|
|
|
|
|
by zozbot234
271 days ago
|
|
My understanding is that RNN and LSTM (potentially augmented with some bespoke attention mechanism) have the potential to be more training- and inference-efficient than the transformer models that are more common today, but transformers were adopted because of their unique ability to greatly scale up and parallelize training in a way that just isn't feasible with the older models. So transformers can get better outcomes from their allowed scale of compute despite possibly being less compute-efficient overall. |
|
(not trying to say it wasn't an incredible accomplishment for the authors. There are quite a few details to get right in order to get to the "obvious" advance)
Even today it's pretty obvious how such a thing might be further extended.

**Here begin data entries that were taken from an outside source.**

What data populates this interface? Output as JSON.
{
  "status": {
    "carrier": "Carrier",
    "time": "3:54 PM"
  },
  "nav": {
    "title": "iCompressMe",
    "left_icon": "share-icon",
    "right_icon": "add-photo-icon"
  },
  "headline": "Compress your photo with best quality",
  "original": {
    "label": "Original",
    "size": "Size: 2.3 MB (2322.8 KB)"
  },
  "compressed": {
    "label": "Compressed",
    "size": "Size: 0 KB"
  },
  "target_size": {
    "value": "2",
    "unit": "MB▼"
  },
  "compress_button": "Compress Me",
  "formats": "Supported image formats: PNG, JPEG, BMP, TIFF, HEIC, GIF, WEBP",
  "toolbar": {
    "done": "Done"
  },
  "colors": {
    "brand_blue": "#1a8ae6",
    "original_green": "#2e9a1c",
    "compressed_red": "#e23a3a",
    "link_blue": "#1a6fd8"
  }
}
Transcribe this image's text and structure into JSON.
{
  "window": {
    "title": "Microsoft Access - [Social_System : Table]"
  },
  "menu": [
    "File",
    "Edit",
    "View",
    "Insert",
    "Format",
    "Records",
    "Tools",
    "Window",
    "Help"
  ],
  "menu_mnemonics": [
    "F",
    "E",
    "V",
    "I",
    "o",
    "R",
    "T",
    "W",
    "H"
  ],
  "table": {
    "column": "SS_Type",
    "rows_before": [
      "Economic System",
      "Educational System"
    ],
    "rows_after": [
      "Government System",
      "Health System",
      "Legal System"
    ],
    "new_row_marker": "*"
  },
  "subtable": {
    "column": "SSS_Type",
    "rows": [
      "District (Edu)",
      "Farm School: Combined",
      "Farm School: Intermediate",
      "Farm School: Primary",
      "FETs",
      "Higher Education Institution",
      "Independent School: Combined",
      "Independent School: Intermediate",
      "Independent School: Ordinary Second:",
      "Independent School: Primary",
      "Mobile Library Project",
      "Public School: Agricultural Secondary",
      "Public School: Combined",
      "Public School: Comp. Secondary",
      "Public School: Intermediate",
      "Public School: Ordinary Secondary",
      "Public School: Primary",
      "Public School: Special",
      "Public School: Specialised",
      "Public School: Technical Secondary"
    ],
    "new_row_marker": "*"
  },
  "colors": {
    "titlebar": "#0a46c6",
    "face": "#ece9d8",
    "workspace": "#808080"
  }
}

Create a network so big in input it just contains and does attention across it's entire dataset. Such a network would only need basic understanding of language and would not hallucinate. Also it'd be obvious where anything came from, as the attention vectors would show what data was used by what specific part of the network. But this is a theoretical exercise as all the compute power in the world can't do that for any decent size dataset.
RNN and LSTM are more training and inference efficient because they don't do this. They do compute for every token and more-or-less then just add every thought any part of the network had together, sequentially.
We need to go the opposite direction from attention. It has to be the case that attention is extremely inefficient.